James said he plans to talk to his family before making his decision. He’s going to give himself time to mull things over. He’s going to reflect on how he feels.

This season was a whirlwind

LeBron James dunks during Game 4. AP

He became the Lakers’ third offensive option behind Luka Doncic and Austin Reaves. He embraced that role even though he knew he could do much more. It made the offense hum, with the team going on a 16-2 run this spring. 

“I’ve never been a third option in my life,” James said.  

Everything changed after Doncic and Reaves suffered injuries April 2. James was asked to carry the Lakers into the postseason. He was asked to be him — again. 

“That was pretty cool for me at this stage in my career,” he said. 

James, who has led 10 teams to the Finals, winning four championships, showed that he’s still winning the battle against Father Time. He can still elevate for thunderous dunks. He can still dominate with his unique combination of power and agility. He can still be the best player on the court on any given night. 

When asked if he has anything left to prove, he couldn’t help but chuckle. 

“As far as me individually?” he asked. “No. No.”

James, who’s about to become an unrestricted free agent, has made it clear that at this stage in his career he wants to play for a winning team. If he’s willing to take a significant pay cut from the $52.6 million he earned this season, the Lakers would welcome him back. 

It’s hard to imagine he’d want to leave Los Angeles.

His son, Bronny, is on the Lakers’ roster. His wife and 12-year-old daughter have put down roots in the city. He has become obsessed with golf under the Southern California sun. 

Austin Reaves, who’s expected to turn down his $14.9 million player option and become a free agent, didn’t mince words when asked how he’d feel about playing alongside James for another season.

“It would mean the world to me,” Reaves said. “I don’t know anything different. My rookie year, I had no idea what the hell was going on and he basically took me under his wing and [has] given me every opportunity that I could ever ask for,”

As for Doncic, he was coy when asked if he was going to recruit James and the team’s other free agents to re-sign with the Lakers.
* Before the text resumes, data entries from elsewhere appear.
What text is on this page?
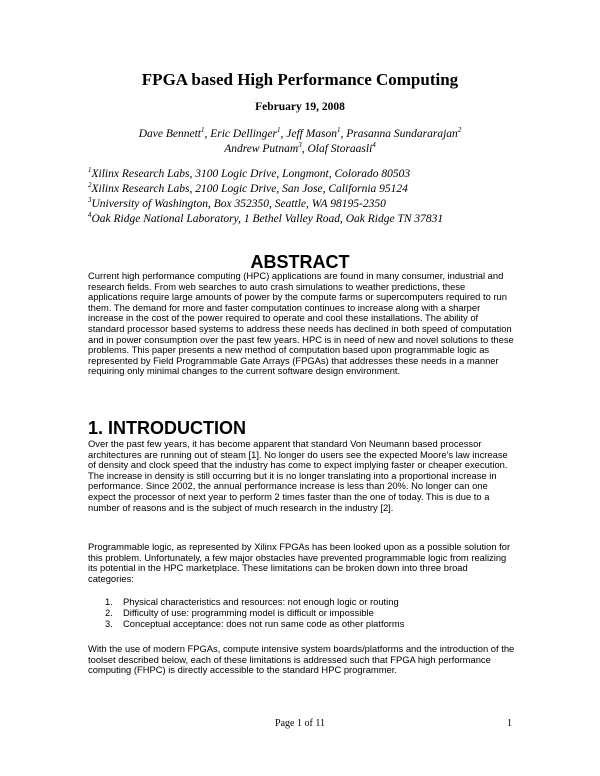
FPGA based High Performance Computing
February 19, 2008
Dave Bennett$^1$, Eric Dellinger$^1$, Jeff Mason$^1$, Prasanna Sundararajan$^2$
Andrew Putnam$^3$, Olaf Storaasli$^4$
$^1$Xilinx Research Labs, 3100 Logic Drive, Longmont, Colorado 80503
$^2$Xilinx Research Labs, 2100 Logic Drive, San Jose, California 95124
$^3$University of Washington, Box 352350, Seattle, WA 98195-2350
$^4$Oak Ridge National Laboratory, 1 Bethel Valley Road, Oak Ridge TN 37831
ABSTRACT
Current high performance computing (HPC) applications are found in many consumer, industrial and research fields. From web searches to auto crash simulations to weather predictions, these applications require large amounts of power by the compute farms or supercomputers required to run them. The demand for more and faster computation continues to increase along with a sharper increase in the cost of the power required to operate and cool these installations. The ability of standard processor based systems to address these needs has declined in both speed of computation and in power consumption over the past few years. HPC is in need of new and novel solutions to these problems. This paper presents a new method of computation based upon programmable logic as represented by Field Programmable Gate Arrays (FPGAs) that addresses these needs in a manner requiring only minimal changes to the current software design environment.
1. INTRODUCTION
Over the past few years, it has become apparent that standard Von Neumann based processor architectures are running out of steam [1]. No longer do users see the expected Moore's law increase of density and clock speed that the industry has come to expect implying faster or cheaper execution. The increase in density is still occurring but it is no longer translating into a proportional increase in performance. Since 2002, the annual performance increase is less than 20%. No longer can one expect the processor of next year to perform 2 times faster than the one of today. This is due to a number of reasons and is the subject of much research in the industry [2].
Programmable logic, as represented by Xilinx FPGAs has been looked upon as a possible solution for this problem. Unfortunately, a few major obstacles have prevented programmable logic from realizing its potential in the HPC marketplace. These limitations can be broken down into three broad categories:
1. Physical characteristics and resources: not enough logic or routing
2. Difficulty of use: programming model is difficult or impossible
3. Conceptual acceptance: does not run same code as other platforms
With the use of modern FPGAs, compute intensive system boards/platforms and the introduction of the toolset described below, each of these limitations is addressed such that FPGA high performance computing (FHPC) is directly accessible to the standard HPC programmer.
Page 1 of 11	1
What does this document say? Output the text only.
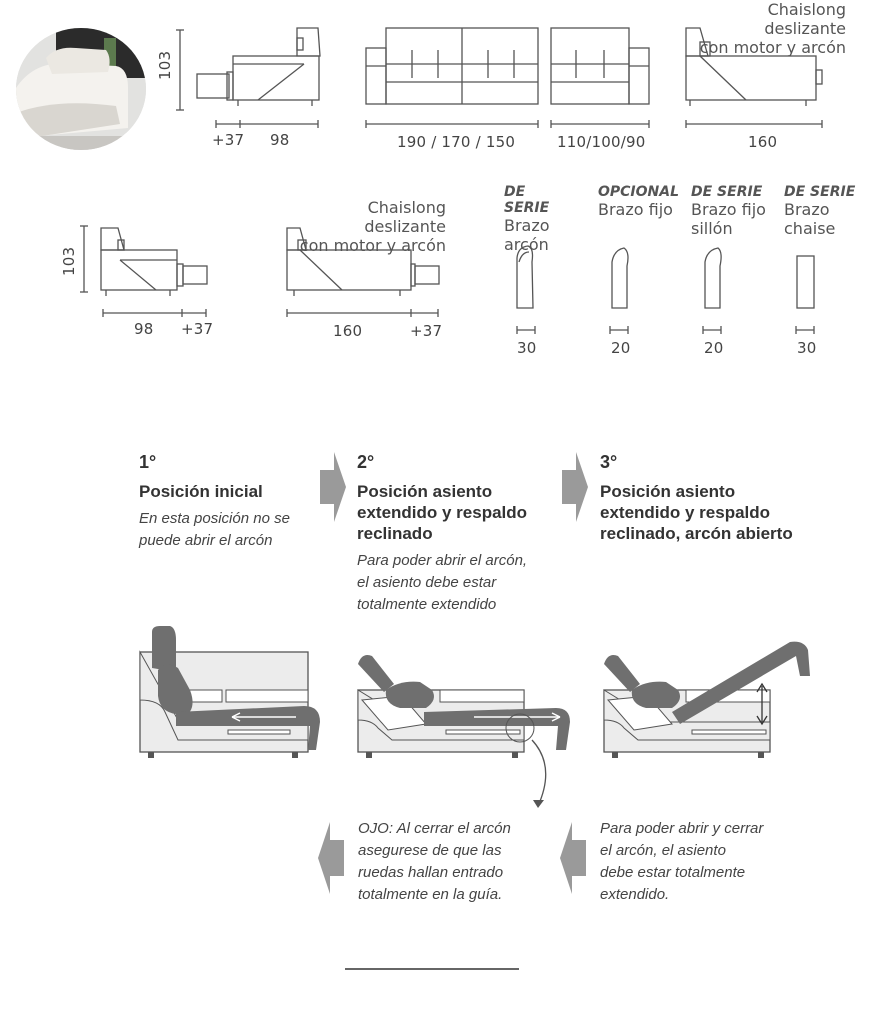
103
+37 98	190 / 170 / 150	110/100/90	160
Chaislong deslizante
con motor y arcón
103
98 +37	160	+37
Chaislong deslizante
con motor y arcón
DE SERIE
Brazo
arcón
30
OPCIONAL
Brazo fijo
20
DE SERIE
Brazo fijo
sillón
20
DE SERIE
Brazo
chaise
30
1°
Posición inicial
En esta posición no se
puede abrir el arcón
2°
Posición asiento
extendido y respaldo
reclinado
Para poder abrir el arcón,
el asiento debe estar
totalmente extendido
3°
Posición asiento
extendido y respaldo
reclinado, arcón abierto
OJO: Al cerrar el arcón
asegurese de que las
ruedas hallan entrado
totalmente en la guía.
Para poder abrir y cerrar
el arcón, el asiento
debe estar totalmente
extendido.
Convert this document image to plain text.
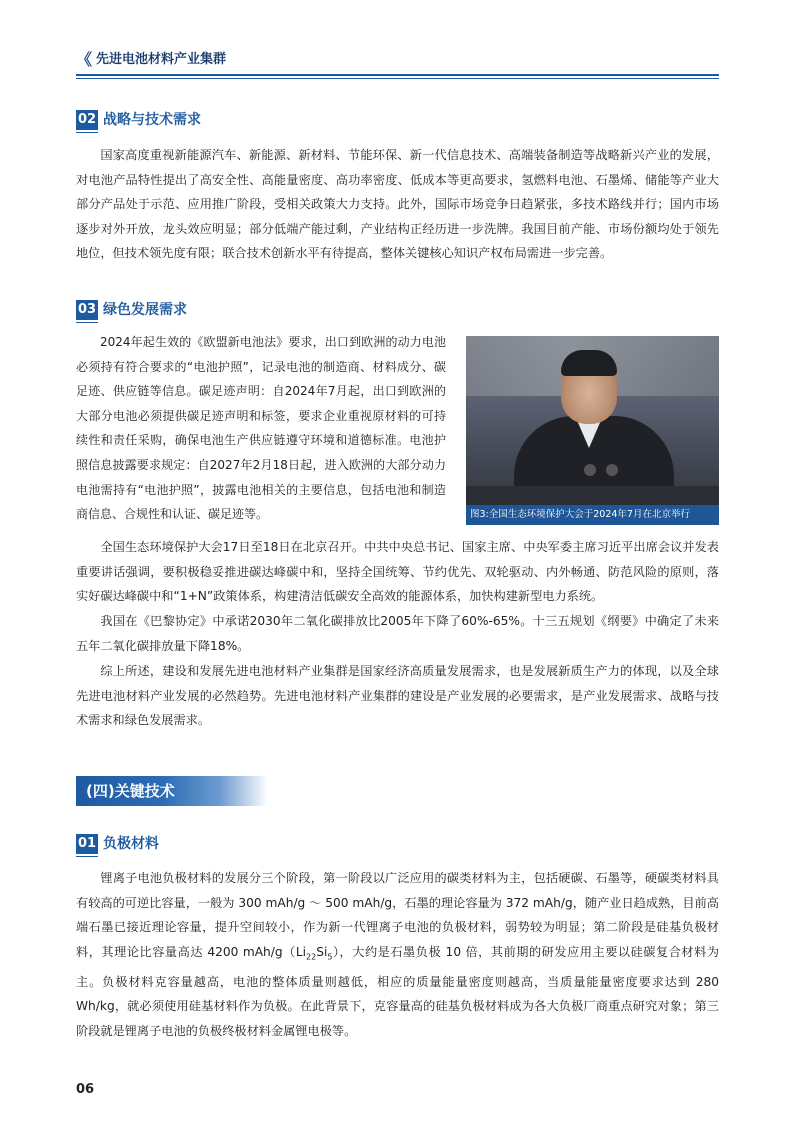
《 先进电池材料产业集群
02 战略与技术需求

国家高度重视新能源汽车、新能源、新材料、节能环保、新一代信息技术、高端装备制造等战略新兴产业的发展，对电池产品特性提出了高安全性、高能量密度、高功率密度、低成本等更高要求，氢燃料电池、石墨烯、储能等产业大部分产品处于示范、应用推广阶段，受相关政策大力支持。此外，国际市场竞争日趋紧张，多技术路线并行；国内市场逐步对外开放，龙头效应明显；部分低端产能过剩，产业结构正经历进一步洗牌。我国目前产能、市场份额均处于领先地位，但技术领先度有限；联合技术创新水平有待提高，整体关键核心知识产权布局需进一步完善。

03 绿色发展需求

2024年起生效的《欧盟新电池法》要求，出口到欧洲的动力电池必须持有符合要求的“电池护照”，记录电池的制造商、材料成分、碳足迹、供应链等信息。碳足迹声明：自2024年7月起，出口到欧洲的大部分电池必须提供碳足迹声明和标签，要求企业重视原材料的可持续性和责任采购，确保电池生产供应链遵守环境和道德标准。电池护照信息披露要求规定：自2027年2月18日起，进入欧洲的大部分动力电池需持有“电池护照”，披露电池相关的主要信息，包括电池和制造商信息、合规性和认证、碳足迹等。	图3:全国生态环境保护大会于2024年7月在北京举行

全国生态环境保护大会17日至18日在北京召开。中共中央总书记、国家主席、中央军委主席习近平出席会议并发表重要讲话强调，要积极稳妥推进碳达峰碳中和，坚持全国统筹、节约优先、双轮驱动、内外畅通、防范风险的原则，落实好碳达峰碳中和“1+N”政策体系，构建清洁低碳安全高效的能源体系，加快构建新型电力系统。

我国在《巴黎协定》中承诺2030年二氧化碳排放比2005年下降了60%-65%。十三五规划《纲要》中确定了未来五年二氧化碳排放量下降18%。

综上所述，建设和发展先进电池材料产业集群是国家经济高质量发展需求，也是发展新质生产力的体现，以及全球先进电池材料产业发展的必然趋势。先进电池材料产业集群的建设是产业发展的必要需求，是产业发展需求、战略与技术需求和绿色发展需求。

(四)关键技术
01 负极材料

锂离子电池负极材料的发展分三个阶段，第一阶段以广泛应用的碳类材料为主，包括硬碳、石墨等，硬碳类材料具有较高的可逆比容量，一般为 300 mAh/g ～ 500 mAh/g，石墨的理论容量为 372 mAh/g，随产业日趋成熟，目前高端石墨已接近理论容量，提升空间较小，作为新一代锂离子电池的负极材料，弱势较为明显；第二阶段是硅基负极材料，其理论比容量高达 4200 mAh/$g(Li_{22}Si_5)$，大约是石墨负极 10 倍，其前期的研发应用主要以硅碳复合材料为主。负极材料克容量越高，电池的整体质量则越低，相应的质量能量密度则越高，当质量能量密度要求达到 280 Wh/kg，就必须使用硅基材料作为负极。在此背景下，克容量高的硅基负极材料成为各大负极厂商重点研究对象；第三阶段就是锂离子电池的负极终极材料金属锂电极等。

06
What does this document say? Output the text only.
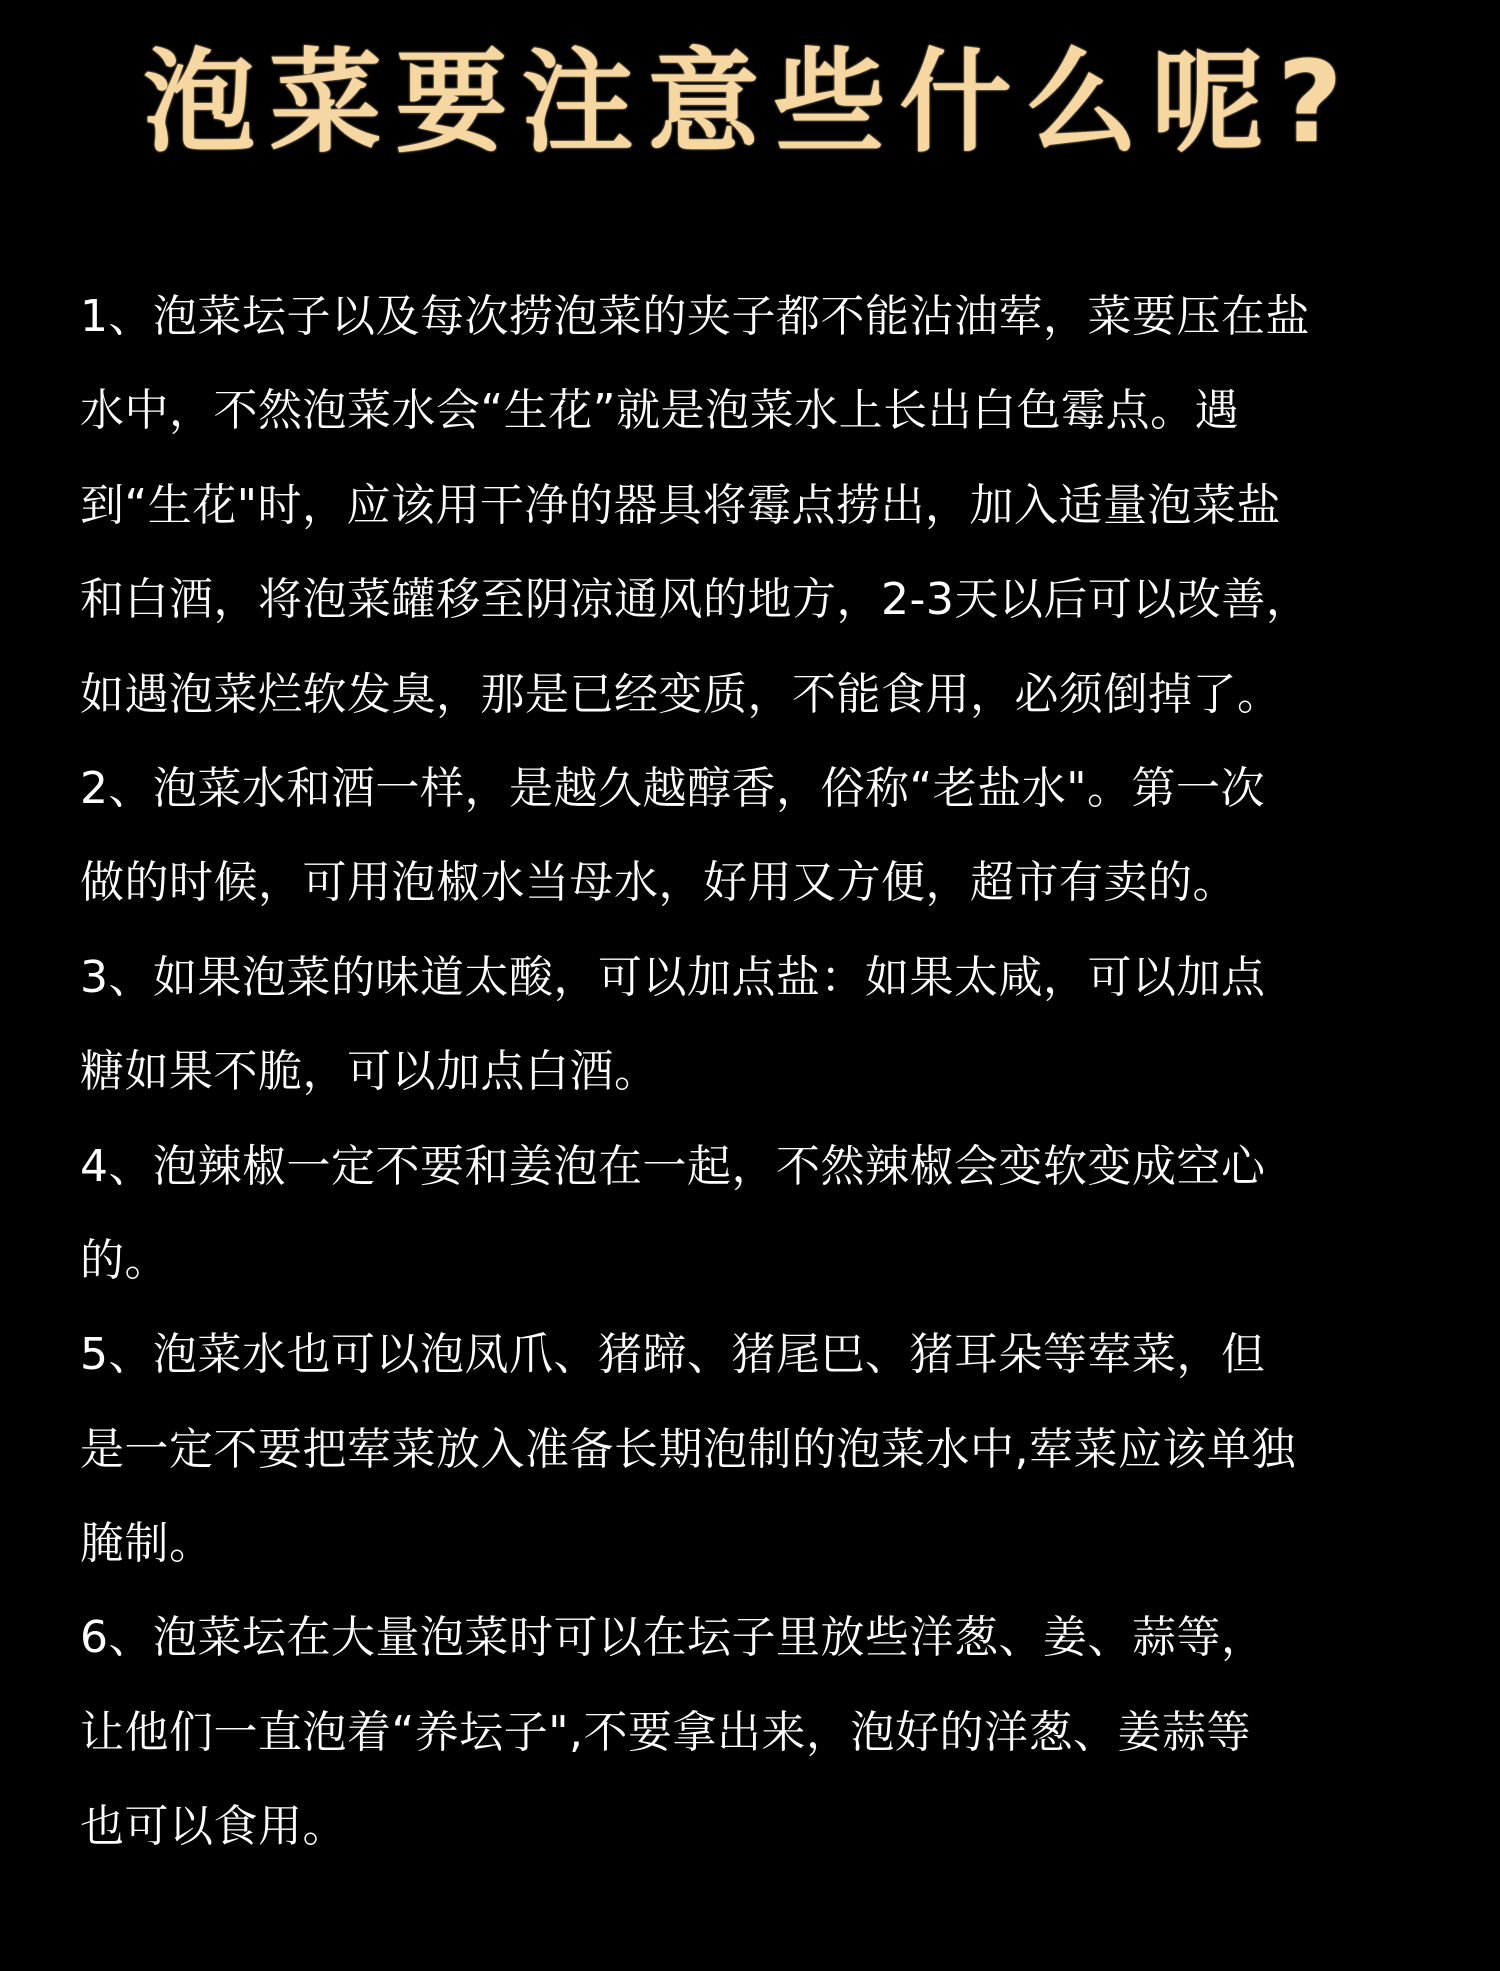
泡菜要注意些什么呢?
1、泡菜坛子以及每次捞泡菜的夹子都不能沾油荤，菜要压在盐
水中，不然泡菜水会“生花”就是泡菜水上长出白色霉点。遇
到“生花"时，应该用干净的器具将霉点捞出，加入适量泡菜盐
和白酒，将泡菜罐移至阴凉通风的地方，2-3天以后可以改善，
如遇泡菜烂软发臭，那是已经变质，不能食用，必须倒掉了。
2、泡菜水和酒一样，是越久越醇香，俗称“老盐水"。第一次
做的时候，可用泡椒水当母水，好用又方便，超市有卖的。
3、如果泡菜的味道太酸，可以加点盐：如果太咸，可以加点
糖如果不脆，可以加点白酒。
4、泡辣椒一定不要和姜泡在一起，不然辣椒会变软变成空心
的。
5、泡菜水也可以泡凤爪、猪蹄、猪尾巴、猪耳朵等荤菜，但
是一定不要把荤菜放入准备长期泡制的泡菜水中,荤菜应该单独
腌制。
6、泡菜坛在大量泡菜时可以在坛子里放些洋葱、姜、蒜等，
让他们一直泡着“养坛子",不要拿出来，泡好的洋葱、姜蒜等
也可以食用。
“We’ll see,” Doncic said, flashing a smile. “Can’t tell you nothing.”

LeBron James has a tough choice to make this offseason. AP

James has to be coming back. And the Lakers are likely his best option. Returning to Cleveland seems farfetched. When he was mentioning cities he doesn’t enjoy playing in earlier this season, he said, “I don’t like going home either.” 

It seems highly unlikely he’d want to join a new franchise at this stage in his career, such as the Warriors or Knicks.  

So, there’s a good chance he’ll return to the Lakers or retire. 

And it just seems impossible that he’d retire. 

Not like this. Not so unceremoniously. 

James and the NBA have been synonymous for 23 years. He’s not only the face of the league, he’s its pulse. After two decades, he’s still dominating headlines and airwaves. He’s still the biggest star in a league of megastars. 

He’s still LeBron James. 

He would’ve let us say goodbye. We watched him grow up. We watched him enter the league as a bright-eyed 18-year-old under the most pressure of any prospect ever. We watched people root for him to fail. And we watched him sprint past all of the negativity, soaring above his sky-high expectations.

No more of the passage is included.